My mother Clara, was an Olympian in spirit and potentially in reality. Her achievements in swimming and diving were noticed by her teachers early in high school. She was asked to assist the teacher with class swimming lessons and invited to train for the Olympic diving team. Unfortunately, it required travel that was too costly for the family at that time.
Her physical activity continued throughout her life, including calisthenics with the grandkids, cartwheeling across the front lawn, bike riding and yoga. My daughter and I signed up for a yoga class and Mom was happy to try it. She was the most limber of the three of us and she had to be in her 70’s at the time.
Mom said she felt like an eternal 18-year-old in her mind and that parlayed into a youthful outlook on life and no limitations as to what she would do and try. One time, her young friends from work invited her to vacation with them in Cancun, even though she was several decades older than most of them. They promised to keep what happened in Mexico private, but later pictures emerged. Apparently, an exotic drink induced her to silliness that she swore she doesn’t remember to this day.

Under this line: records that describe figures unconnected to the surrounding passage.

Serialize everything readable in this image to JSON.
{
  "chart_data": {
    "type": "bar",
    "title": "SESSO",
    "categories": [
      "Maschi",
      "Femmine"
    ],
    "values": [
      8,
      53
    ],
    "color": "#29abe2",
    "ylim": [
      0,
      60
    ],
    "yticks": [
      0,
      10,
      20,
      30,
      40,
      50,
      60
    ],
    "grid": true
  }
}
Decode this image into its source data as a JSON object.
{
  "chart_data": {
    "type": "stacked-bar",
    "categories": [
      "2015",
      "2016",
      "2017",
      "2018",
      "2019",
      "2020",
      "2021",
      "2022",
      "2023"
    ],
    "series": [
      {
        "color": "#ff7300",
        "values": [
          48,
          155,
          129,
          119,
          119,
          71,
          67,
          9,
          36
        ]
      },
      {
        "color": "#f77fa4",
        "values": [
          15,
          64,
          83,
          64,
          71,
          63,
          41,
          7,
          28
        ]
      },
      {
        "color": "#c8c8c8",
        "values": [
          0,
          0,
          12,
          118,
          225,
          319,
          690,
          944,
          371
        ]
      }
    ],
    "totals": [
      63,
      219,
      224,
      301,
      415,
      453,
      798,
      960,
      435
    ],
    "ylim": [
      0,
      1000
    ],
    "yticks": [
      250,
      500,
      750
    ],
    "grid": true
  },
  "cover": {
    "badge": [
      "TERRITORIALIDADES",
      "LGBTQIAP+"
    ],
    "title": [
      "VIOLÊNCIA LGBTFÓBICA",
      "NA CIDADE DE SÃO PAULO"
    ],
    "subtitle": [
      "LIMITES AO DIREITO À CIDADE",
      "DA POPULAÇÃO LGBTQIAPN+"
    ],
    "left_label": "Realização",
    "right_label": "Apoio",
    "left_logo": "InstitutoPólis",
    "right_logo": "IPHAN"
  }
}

My brother’s friend, who was about 18-years-old at the time, ate dinner with us every night for at least a year after his parents suddenly passed away. Not only was her table always filled, so were her beds. She invited family members and friends alike to stay, even when there was only room in the basement. My friend stayed with Mom and Dad for months after her own mother died. She needed some love and time to readjust. A cousin also lived with them for quite a while until he was able to find work and his own apartment. Grandma also came for extended visits, as she moved about the family. No wonder my father drank…
The most interesting boarder came after Dad passed away and Mom was living in an apartment complex. Her neighbor’s husband frequently traveled and his wife was afraid to stay by herself. They were from India and the husband asked Mom if his wife could sleep at her apartment while he was away. The problem was, Mom didn’t know her other than to wave and say hello and the woman didn’t speak English. Of course, Mom said yes and the woman would show up with her pillow and blanket. They would have tea together and Mom would try to teach her English. Eventually, they moved but would still bring presents for Mom from their travels.
This youthful, loving spirit is alive and well to this day. Her fellow assisted living residents, marvel at her physical and mental condition. She is intent on becoming a centenarian and has only two years to go! I believe her attitude, good nutrition, exercise and her vinegar tonics have brought her this far and will keep her chugging along.